不过他比一般小孩更有优势的是,他比较已经活了一世,要更有耐心,也上过大学,学起来也不算太难。更难的还是习字,像胡祥这种小孩子,基本都是从三岁开始习字,到现在都是童子功了,那一手字写出来都是有模有样的。
更别说像太子、二皇子还有四皇子的字,都别有风骨各有各的好,连夫子都称赞不已。至于皮一点的五皇子和闫烈这种,那毛笔字也比李爻写得好看,这是他最不能忍的!
所以他现在每天要背书习字,要早起晚睡,在鹿鸣阁里还要被夫子训斥,被五皇子他们嘲笑,偏偏掌握他未来性命的四皇子还不为所动。他觉得他可真难啊——
不过四皇子的冷漠和无视他都习惯了,但是五皇子和闫烈两个熊孩子最爱跟他过不去,他写字难看要被笑话,不会背书要被笑话,被夫子训斥也要被笑话。偏偏他在现代也是二十来岁的人了,可现在看着两个九、十岁的熊孩子笑话他,每每还能被气得头脑发热了。
不过,他觉得自己已经是一个成年人了,打人是不对的,而且打也打不过。但这俩皮实的小崽子,明显就是学渣啊,他不一定赶得上天资好的二皇子,他连这两个小学渣还比不了吗?!

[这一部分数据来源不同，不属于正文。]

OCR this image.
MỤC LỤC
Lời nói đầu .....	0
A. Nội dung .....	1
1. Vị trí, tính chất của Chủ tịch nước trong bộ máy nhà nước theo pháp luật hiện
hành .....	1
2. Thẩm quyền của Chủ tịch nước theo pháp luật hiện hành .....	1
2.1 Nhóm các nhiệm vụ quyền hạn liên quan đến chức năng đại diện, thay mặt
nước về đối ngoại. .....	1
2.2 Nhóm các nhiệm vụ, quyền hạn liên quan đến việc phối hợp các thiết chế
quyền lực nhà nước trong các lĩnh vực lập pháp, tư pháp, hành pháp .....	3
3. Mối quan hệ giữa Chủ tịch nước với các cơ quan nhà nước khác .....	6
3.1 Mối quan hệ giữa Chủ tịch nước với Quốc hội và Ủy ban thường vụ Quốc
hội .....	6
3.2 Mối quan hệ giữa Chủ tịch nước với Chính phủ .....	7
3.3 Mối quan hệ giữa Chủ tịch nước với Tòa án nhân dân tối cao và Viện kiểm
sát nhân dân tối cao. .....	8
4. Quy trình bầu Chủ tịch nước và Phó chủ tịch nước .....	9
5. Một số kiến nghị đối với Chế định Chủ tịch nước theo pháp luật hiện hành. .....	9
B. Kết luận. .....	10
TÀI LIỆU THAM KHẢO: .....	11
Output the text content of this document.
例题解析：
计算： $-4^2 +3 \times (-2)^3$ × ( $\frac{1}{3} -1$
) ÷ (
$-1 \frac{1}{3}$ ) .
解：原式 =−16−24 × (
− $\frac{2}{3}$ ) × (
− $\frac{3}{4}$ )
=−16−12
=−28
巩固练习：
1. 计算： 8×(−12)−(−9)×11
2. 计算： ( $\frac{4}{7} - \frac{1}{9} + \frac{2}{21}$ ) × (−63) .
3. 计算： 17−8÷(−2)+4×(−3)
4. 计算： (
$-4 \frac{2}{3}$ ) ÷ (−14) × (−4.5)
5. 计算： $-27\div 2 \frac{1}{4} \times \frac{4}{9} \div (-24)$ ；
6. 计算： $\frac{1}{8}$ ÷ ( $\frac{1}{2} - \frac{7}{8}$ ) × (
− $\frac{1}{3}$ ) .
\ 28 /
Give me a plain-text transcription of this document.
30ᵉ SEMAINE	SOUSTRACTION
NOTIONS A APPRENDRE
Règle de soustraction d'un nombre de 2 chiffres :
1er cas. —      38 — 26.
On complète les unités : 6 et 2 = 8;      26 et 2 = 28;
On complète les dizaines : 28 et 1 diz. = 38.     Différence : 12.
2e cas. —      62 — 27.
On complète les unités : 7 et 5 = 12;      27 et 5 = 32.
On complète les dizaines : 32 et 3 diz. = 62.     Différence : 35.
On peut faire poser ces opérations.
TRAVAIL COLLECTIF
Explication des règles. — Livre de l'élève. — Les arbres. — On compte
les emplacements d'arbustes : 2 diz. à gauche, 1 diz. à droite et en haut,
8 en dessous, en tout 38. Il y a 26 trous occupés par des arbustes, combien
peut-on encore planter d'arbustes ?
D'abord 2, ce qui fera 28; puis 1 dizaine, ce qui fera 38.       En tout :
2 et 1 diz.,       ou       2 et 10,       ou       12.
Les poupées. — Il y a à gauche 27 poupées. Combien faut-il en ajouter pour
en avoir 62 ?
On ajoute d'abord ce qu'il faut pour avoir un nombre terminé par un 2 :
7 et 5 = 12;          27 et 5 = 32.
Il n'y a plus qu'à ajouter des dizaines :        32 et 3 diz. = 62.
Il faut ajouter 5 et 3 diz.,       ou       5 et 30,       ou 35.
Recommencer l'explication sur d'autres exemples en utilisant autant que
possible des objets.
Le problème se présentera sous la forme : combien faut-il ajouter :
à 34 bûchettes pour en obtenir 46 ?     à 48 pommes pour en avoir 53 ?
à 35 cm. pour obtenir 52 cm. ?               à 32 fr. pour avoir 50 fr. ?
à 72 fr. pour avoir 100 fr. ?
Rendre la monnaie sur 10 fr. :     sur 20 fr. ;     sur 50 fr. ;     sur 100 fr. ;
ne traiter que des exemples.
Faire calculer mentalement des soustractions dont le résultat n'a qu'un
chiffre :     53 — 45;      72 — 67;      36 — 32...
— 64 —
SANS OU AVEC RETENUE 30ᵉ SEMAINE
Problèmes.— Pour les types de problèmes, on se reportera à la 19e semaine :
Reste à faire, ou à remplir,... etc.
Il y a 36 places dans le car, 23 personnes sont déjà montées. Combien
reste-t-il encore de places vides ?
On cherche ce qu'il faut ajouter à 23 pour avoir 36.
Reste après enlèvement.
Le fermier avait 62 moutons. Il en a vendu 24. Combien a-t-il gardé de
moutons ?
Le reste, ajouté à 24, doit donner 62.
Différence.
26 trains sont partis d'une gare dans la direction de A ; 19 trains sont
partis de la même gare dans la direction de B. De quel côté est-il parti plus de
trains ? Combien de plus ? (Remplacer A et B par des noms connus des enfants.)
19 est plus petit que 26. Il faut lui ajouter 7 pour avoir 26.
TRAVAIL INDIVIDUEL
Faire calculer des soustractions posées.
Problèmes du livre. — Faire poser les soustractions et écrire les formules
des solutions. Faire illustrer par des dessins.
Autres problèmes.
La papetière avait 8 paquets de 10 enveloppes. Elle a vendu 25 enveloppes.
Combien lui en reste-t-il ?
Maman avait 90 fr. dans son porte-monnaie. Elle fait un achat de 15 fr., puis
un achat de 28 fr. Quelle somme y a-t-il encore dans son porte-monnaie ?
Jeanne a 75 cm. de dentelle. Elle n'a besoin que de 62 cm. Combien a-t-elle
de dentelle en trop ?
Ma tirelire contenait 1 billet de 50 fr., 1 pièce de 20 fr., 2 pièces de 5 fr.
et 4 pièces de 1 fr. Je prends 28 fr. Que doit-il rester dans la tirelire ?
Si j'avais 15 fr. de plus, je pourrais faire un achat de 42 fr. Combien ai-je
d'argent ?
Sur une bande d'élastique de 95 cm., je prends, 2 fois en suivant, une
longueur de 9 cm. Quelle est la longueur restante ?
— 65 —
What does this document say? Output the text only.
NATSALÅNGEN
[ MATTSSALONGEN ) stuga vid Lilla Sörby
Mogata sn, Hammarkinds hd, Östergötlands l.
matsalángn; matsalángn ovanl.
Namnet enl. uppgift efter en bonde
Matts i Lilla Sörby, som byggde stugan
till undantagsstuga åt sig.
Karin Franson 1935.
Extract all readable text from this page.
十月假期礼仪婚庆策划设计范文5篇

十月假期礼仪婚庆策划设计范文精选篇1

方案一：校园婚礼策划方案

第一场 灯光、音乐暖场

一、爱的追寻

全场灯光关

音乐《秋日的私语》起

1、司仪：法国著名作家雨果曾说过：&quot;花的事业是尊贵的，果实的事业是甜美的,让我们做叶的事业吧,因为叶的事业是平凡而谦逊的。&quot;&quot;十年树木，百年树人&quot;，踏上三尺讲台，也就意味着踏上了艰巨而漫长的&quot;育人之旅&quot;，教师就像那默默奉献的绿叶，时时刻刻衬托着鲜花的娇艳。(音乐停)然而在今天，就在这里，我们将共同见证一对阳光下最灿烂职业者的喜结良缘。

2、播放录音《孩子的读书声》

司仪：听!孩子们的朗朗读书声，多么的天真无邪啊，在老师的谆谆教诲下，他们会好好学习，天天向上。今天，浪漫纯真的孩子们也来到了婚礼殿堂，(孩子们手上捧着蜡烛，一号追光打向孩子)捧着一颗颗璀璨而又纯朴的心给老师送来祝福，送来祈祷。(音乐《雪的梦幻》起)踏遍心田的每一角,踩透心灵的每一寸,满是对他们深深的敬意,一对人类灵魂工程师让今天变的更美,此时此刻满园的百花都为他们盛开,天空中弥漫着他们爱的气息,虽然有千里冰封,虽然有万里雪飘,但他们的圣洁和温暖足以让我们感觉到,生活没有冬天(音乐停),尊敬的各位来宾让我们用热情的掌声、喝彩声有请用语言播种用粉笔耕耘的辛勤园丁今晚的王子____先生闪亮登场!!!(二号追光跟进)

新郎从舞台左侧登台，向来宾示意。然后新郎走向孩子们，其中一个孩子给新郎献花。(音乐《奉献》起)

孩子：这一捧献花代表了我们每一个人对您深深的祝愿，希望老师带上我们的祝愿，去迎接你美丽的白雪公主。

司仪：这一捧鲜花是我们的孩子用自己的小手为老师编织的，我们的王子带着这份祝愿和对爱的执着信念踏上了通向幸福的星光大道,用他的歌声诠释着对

他们上学的日子和官吏上值的时间一样,五天休沐一日,这五天每日上午都是安夫子的经义讲学,下午有两次骑射课程、两次袁夫子的基础课程,还有一次严夫子的算术课。
严夫子的算术课安排在第五日,上完便能休沐一日了,按理来说应该是很高兴的日子。但每到这时候,所有人除了二皇子之外都愁苦不已,无他,只因他们觉得这算术课实在是太难了,抓头挠耳也弄不明白。
这算术课和经义课不一样,经义课讲究温故而知新,每个人都可以有不同的观点和看法,也不能绝对分个对错,但算术课会就是会,不会就是不会,简单明了,经常让这些天之骄子们尝到挫败和被磋磨的痛苦,但一道难题被解出来后那种高兴又强烈而纯粹,让他们着迷不已。
当然,能着迷也是像二皇子、三皇子、四皇子、李逊、段凂、胡祥这些有悟性的学生们能体会到的,像五皇子和闫烈这种不开窍的,就只能体会被算术支配的恐惧和痛苦了。
算术课的夫子严主要在太学讲学,是全天下都很有名的算术家。他看着比安夫子大三四岁左右,身量很长又瘦削,穿着灰色的长袍总显得空荡荡的,脸颊也没什么肉,但两道法令纹却很深,颧骨突出、下巴又尖,一双眼睛像两颗小黑豆子一样,平日里无精打采,但只要遇到艰深的算术题,又会迸发出让人心惊的光芒。
这人除了痴迷算术,对外界其他都无甚兴趣,刚得知被任命到鹿鸣阁给这群皇子和金娇玉贵的伴读们讲课时,他是十分不乐意的。
可是一道圣旨,他不乐意也得乐意。但他这人,向来不将权贵放在眼里,也视金钱如粪土,只与同道中人交好,所以来教算术课的第一天,他便准备给这群在他看来不学无术的小子们一点下马威。
嗯,这已经是惯例了,当初的太子、二皇子他们,都因此对严夫子颇为敬服,现在该是李爻他们这些新来的小孩子们领教领教了。